Durante a II Guerra, ficou claro que a produção industrial de combustíveis não seria suficiente para suprir a demanda em tempos de conflito. Foi essa necessidade que induziu o Japão a alastrar frente de batalha até a Austrália. Enquanto isso, a Alemanha viu-se obrigada a desistir temporariamente de Moscou e dirigir-se à Ucrânia para ter acesso ao petróleo de que tanto necessitava.
Isso mostra que não há novidade alguma no “e-fuel”, que tem sido apontado como a salvação para os motores a combustão. Mostra também que o problema continua sendo a escala. Usar água e CO2 para produzir álcool já se faz, porém, em três etapas: plantio da cana, fermentação e destilação.

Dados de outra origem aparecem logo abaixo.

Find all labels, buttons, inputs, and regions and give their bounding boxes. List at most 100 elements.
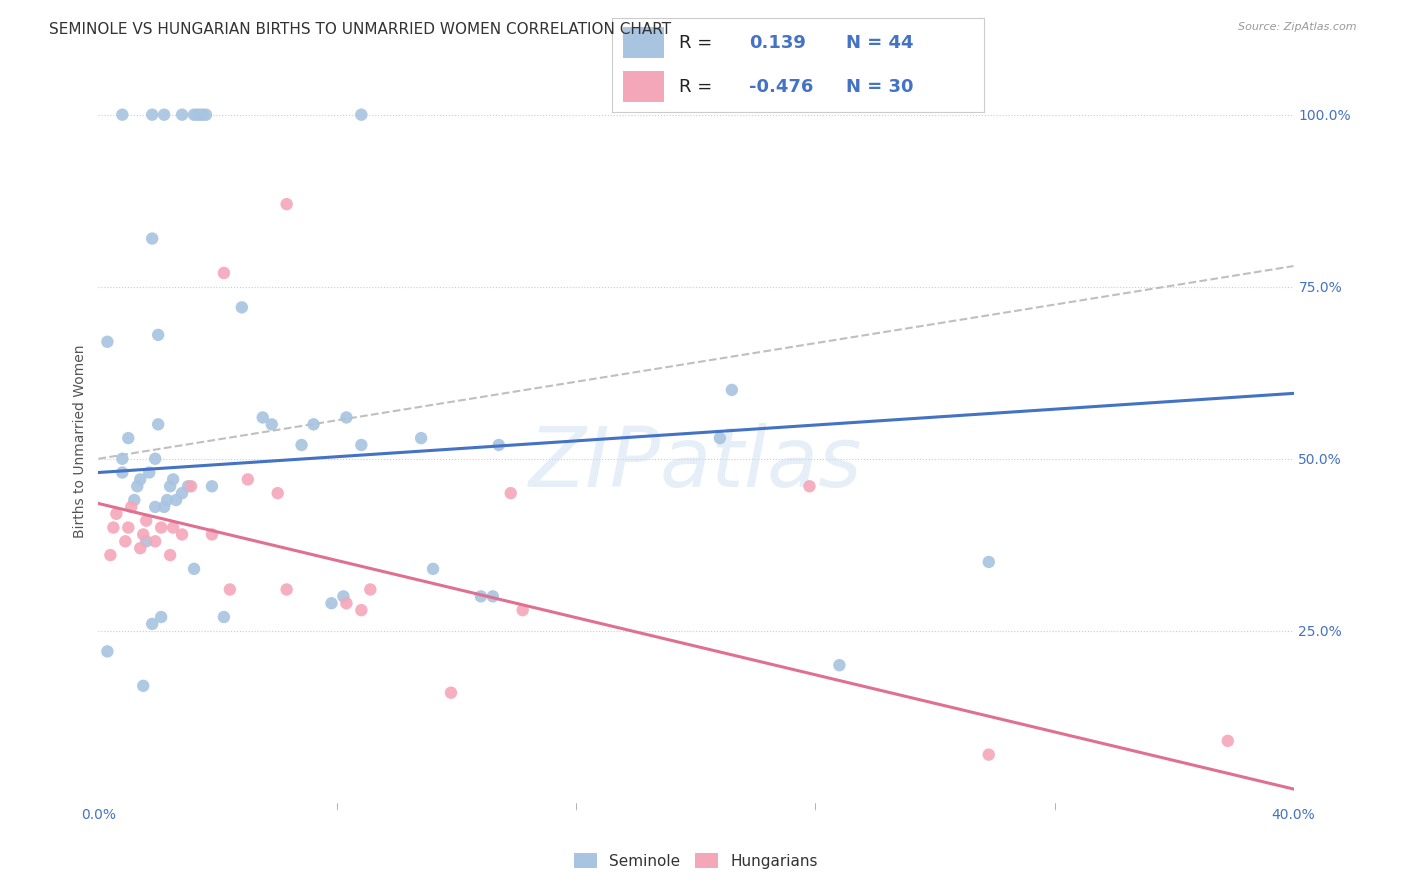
- Point: [332, 590, 354, 604]
- Point: [172, 108, 194, 122]
- Point: [721, 383, 744, 397]
- Point: [96, 334, 118, 349]
- Point: [276, 197, 298, 211]
- Y-axis label: Births to Unmarried Women: Births to Unmarried Women: [73, 345, 87, 538]
- Point: [799, 479, 821, 493]
- Point: [302, 417, 325, 432]
- Point: [148, 327, 170, 342]
- Point: [828, 658, 851, 673]
- Point: [162, 472, 184, 486]
- Point: [143, 451, 166, 466]
- Point: [150, 520, 173, 534]
- Point: [212, 610, 235, 624]
- Point: [96, 644, 118, 658]
- Text: N = 30: N = 30: [846, 78, 914, 96]
- Point: [111, 451, 134, 466]
- Point: [153, 108, 176, 122]
- Point: [195, 108, 218, 122]
- Point: [350, 108, 373, 122]
- Point: [470, 590, 492, 604]
- Point: [440, 686, 463, 700]
- Point: [335, 596, 357, 610]
- Point: [132, 679, 155, 693]
- Point: [162, 520, 184, 534]
- Point: [156, 493, 179, 508]
- Point: [321, 596, 343, 610]
- Point: [499, 486, 522, 500]
- Point: [1216, 734, 1239, 748]
- Point: [129, 541, 152, 556]
- Point: [141, 108, 163, 122]
- Point: [132, 527, 155, 541]
- Point: [411, 431, 433, 445]
- Point: [260, 417, 283, 432]
- Point: [977, 555, 1000, 569]
- Text: N = 44: N = 44: [846, 34, 914, 52]
- Point: [236, 472, 259, 486]
- Point: [231, 301, 253, 315]
- Point: [201, 527, 224, 541]
- Text: Source: ZipAtlas.com: Source: ZipAtlas.com: [1239, 22, 1357, 32]
- FancyBboxPatch shape: [623, 28, 664, 58]
- Point: [183, 108, 205, 122]
- Point: [111, 108, 134, 122]
- Point: [114, 534, 136, 549]
- Point: [177, 479, 200, 493]
- Point: [159, 548, 181, 562]
- FancyBboxPatch shape: [623, 71, 664, 103]
- Point: [191, 108, 214, 122]
- Point: [172, 527, 194, 541]
- Point: [172, 486, 194, 500]
- Point: [183, 562, 205, 576]
- Point: [201, 479, 224, 493]
- Point: [148, 417, 170, 432]
- Point: [422, 562, 444, 576]
- Point: [267, 486, 290, 500]
- Point: [135, 534, 157, 549]
- Point: [512, 603, 534, 617]
- Point: [129, 472, 152, 486]
- Point: [141, 231, 163, 245]
- Point: [977, 747, 1000, 762]
- Text: -0.476: -0.476: [749, 78, 814, 96]
- Legend: Seminole, Hungarians: Seminole, Hungarians: [568, 847, 824, 875]
- Point: [141, 616, 163, 631]
- Point: [212, 266, 235, 280]
- Text: 0.139: 0.139: [749, 34, 807, 52]
- Point: [335, 410, 357, 425]
- Text: SEMINOLE VS HUNGARIAN BIRTHS TO UNMARRIED WOMEN CORRELATION CHART: SEMINOLE VS HUNGARIAN BIRTHS TO UNMARRIE…: [49, 22, 671, 37]
- Point: [180, 479, 202, 493]
- Point: [111, 466, 134, 480]
- Point: [153, 500, 176, 514]
- Point: [350, 438, 373, 452]
- Point: [291, 438, 314, 452]
- Point: [488, 438, 510, 452]
- Point: [482, 590, 505, 604]
- Point: [186, 108, 208, 122]
- Point: [165, 493, 187, 508]
- Point: [124, 493, 146, 508]
- Point: [135, 514, 157, 528]
- Point: [117, 431, 139, 445]
- Point: [117, 520, 139, 534]
- Point: [350, 603, 373, 617]
- Point: [105, 507, 128, 521]
- Point: [143, 500, 166, 514]
- Point: [159, 479, 181, 493]
- Point: [276, 582, 298, 597]
- Point: [252, 410, 274, 425]
- Point: [150, 610, 173, 624]
- Text: R =: R =: [679, 78, 711, 96]
- Text: ZIPatlas: ZIPatlas: [529, 423, 863, 504]
- Point: [188, 108, 211, 122]
- Point: [143, 534, 166, 549]
- Point: [359, 582, 381, 597]
- Text: R =: R =: [679, 34, 711, 52]
- Point: [103, 520, 125, 534]
- Point: [98, 548, 122, 562]
- Point: [127, 479, 149, 493]
- Point: [138, 466, 160, 480]
- Point: [120, 500, 142, 514]
- Point: [709, 431, 731, 445]
- Point: [219, 582, 242, 597]
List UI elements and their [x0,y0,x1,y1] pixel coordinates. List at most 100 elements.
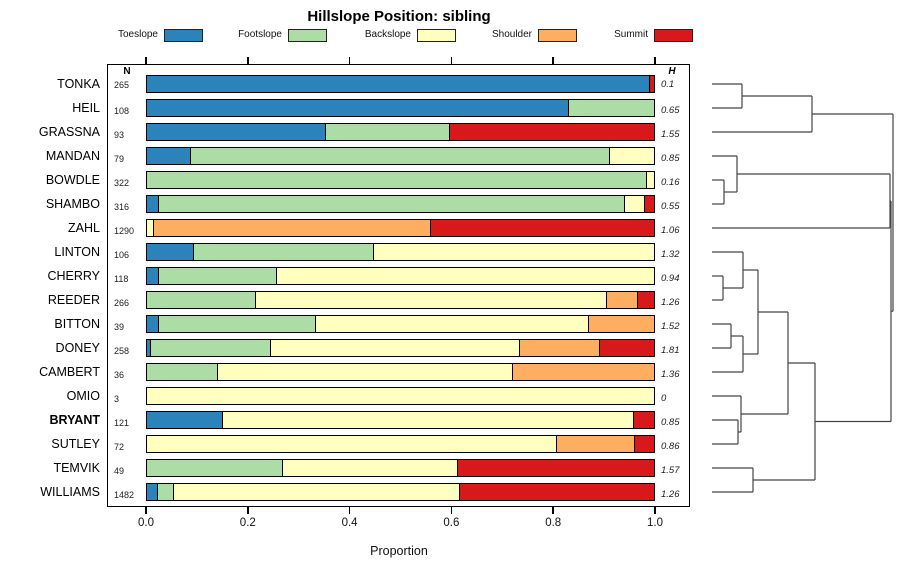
n-value: 316 [114,202,130,212]
h-value: 1.55 [661,129,680,140]
n-value: 39 [114,322,125,332]
bar-segment-backslope [255,292,606,308]
n-value: 265 [114,80,130,90]
bar-segment-footslope [325,124,449,140]
row-label-cherry: CHERRY [47,269,100,283]
h-value: 1.32 [661,249,680,260]
bar-segment-toeslope [147,76,649,92]
bar-segment-backslope [222,412,634,428]
bar-row-williams [146,483,655,501]
bar-row-temvik [146,459,655,477]
bar-segment-footslope [149,340,270,356]
h-column-header: H [668,66,676,77]
row-label-temvik: TEMVIK [53,461,100,475]
row-label-doney: DONEY [55,341,100,355]
x-tick-label: 0.6 [443,517,460,529]
tick-top [654,57,656,64]
h-value: 1.36 [661,369,680,380]
h-value: 0.86 [661,441,680,452]
n-value: 322 [114,178,130,188]
h-value: 1.52 [661,321,680,332]
x-tick-label: 0.0 [138,517,154,529]
h-value: 0.55 [661,201,680,212]
bar-segment-summit [637,292,654,308]
bar-segment-backslope [216,364,513,380]
n-value: 72 [114,442,125,452]
bar-row-cambert [146,363,655,381]
h-value: 1.81 [661,345,680,356]
row-label-omio: OMIO [66,389,100,403]
legend-item-shoulder: Shoulder [492,29,578,42]
n-value: 108 [114,106,130,116]
row-label-grassna: GRASSNA [38,125,100,139]
bar-segment-backslope [372,244,654,260]
h-value: 1.57 [661,465,680,476]
bar-row-cherry [146,267,655,285]
bar-segment-shoulder [518,340,599,356]
tick-bottom [348,507,351,514]
h-value: 0.16 [661,177,680,188]
bar-segment-toeslope [147,268,159,284]
chart-title: Hillslope Position: sibling [307,8,491,25]
n-column-header: N [123,66,131,77]
legend-label: Backslope [364,29,411,40]
bar-segment-shoulder [555,436,635,452]
legend-swatch [164,29,203,42]
bar-segment-backslope [314,316,588,332]
bar-segment-summit [633,412,654,428]
n-value: 3 [114,394,120,404]
x-tick-label: 0.8 [545,517,562,529]
bar-segment-backslope [147,436,556,452]
bar-segment-backslope [147,388,654,404]
tick-top [145,57,147,64]
bar-segment-footslope [147,460,283,476]
bar-segment-toeslope [147,196,158,212]
bar-segment-toeslope [147,100,568,116]
x-tick-label: 0.2 [239,517,256,529]
tick-top [552,57,554,64]
bar-segment-backslope [609,148,654,164]
bar-row-zahl [146,219,655,237]
bar-row-bryant [146,411,655,429]
bar-segment-footslope [157,196,624,212]
bar-row-reeder [146,291,655,309]
bar-segment-shoulder [605,292,638,308]
bar-segment-toeslope [147,412,223,428]
tick-top [348,57,351,64]
bar-segment-backslope [275,268,654,284]
n-value: 1290 [114,226,135,236]
bar-segment-footslope [147,292,256,308]
h-value: 1.26 [661,297,680,308]
n-value: 258 [114,346,130,356]
row-label-cambert: CAMBERT [39,365,100,379]
legend-label: Toeslope [117,29,158,40]
legend-swatch [538,29,577,42]
bar-segment-toeslope [147,340,150,356]
bar-segment-shoulder [587,316,654,332]
row-label-tonka: TONKA [57,77,100,91]
bar-segment-toeslope [147,484,158,500]
bar-segment-toeslope [147,148,191,164]
bar-segment-summit [634,436,654,452]
h-value: 1.26 [661,489,680,500]
x-tick-label: 0.4 [341,517,358,529]
bar-row-tonka [146,75,655,93]
row-label-bitton: BITTON [54,317,100,331]
bar-segment-backslope [269,340,519,356]
bar-segment-footslope [158,316,315,332]
row-label-bowdle: BOWDLE [45,173,100,187]
h-value: 0.85 [661,417,680,428]
n-value: 266 [114,298,130,308]
bar-row-heil [146,99,655,117]
n-value: 93 [114,130,125,140]
bar-segment-footslope [147,364,217,380]
n-value: 106 [114,250,130,260]
legend-item-summit: Summit [614,29,694,42]
h-value: 0.85 [661,153,680,164]
row-label-reeder: REEDER [47,293,100,307]
legend-swatch [288,29,327,42]
bar-row-bitton [146,315,655,333]
bar-segment-toeslope [147,124,326,140]
bar-segment-summit [457,460,654,476]
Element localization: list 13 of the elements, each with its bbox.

Também se pode obter álcool dos resíduos de plantação, ou de qualquer palhada, acrescentando uma nova etapa, a despolimerização, que agrega custo, mas não valor ao produto final. Por que, então, isso é notícia?
Trata-se de, pela primeira vez, ter-se conseguido tornar artificial a fotossíntese. Até então, a quantidade de energia despendida, elétrica ou térmica, era maior que obtida pela queima do combustível sintetizado, inviabilizando o processo. Empresas inglesas e alemãs conseguiram, usando 1,46 l de água, juntamente com 3,1 kg de CO2, sintetizar um litro de hidrocarboneto usando placas metálicas recobertas por porfirina que, aliás, foi desenvolvida na Unicamp em colaboração com outras universidades americanas.
Isso é extremamente interessante e alvissareiro, mas não significa que será possível substituir mais de 600 milhões de m³ de combustíveis ao ano, a ponto de se afirmar que a dependência do petróleo seria eliminada. Ademais, existem inúmeros outros derivados, consumidos diretamente, ou que o usam para obter mais subprodutos e coprodutos, impedindo cessar sua exploração.

Sem medo de tornar essa coluna repetitiva, cabe lembrar a teoria dos contratos. A prospecção, seja em terra, seja em águas profundas, requer investimento impossível de ser plenamente privatizável, tamanho é o risco envolvido. O número de perfurações necessárias para cada poço viável é segredo das empresas, justamente para não suscitar a cobiça das concorrentes. Só que prospectar e extrair é um terço do investimento, que se alastra pelo transporte, o refino e a distribuição, e tudo isso vai continuar a ser usado enquanto não se pagar.
O custo de abandono dessa indústria é incalculável, provavelmente, muitas vezes maior que o mesmo para a indústria de automóveis com toda a sua cadeia de suprimentos de que a de petróleo faz parte. Apesar de não caber futurologia explícita, fica difícil crer que a adoção de novo combustível, limpo que seja, será possível frear o avanço da eletrificação na mobilidade. Por causa disso, enquanto não se esgotar o parque já em produção, vamos continuar queimando petróleo para fazer carros andarem.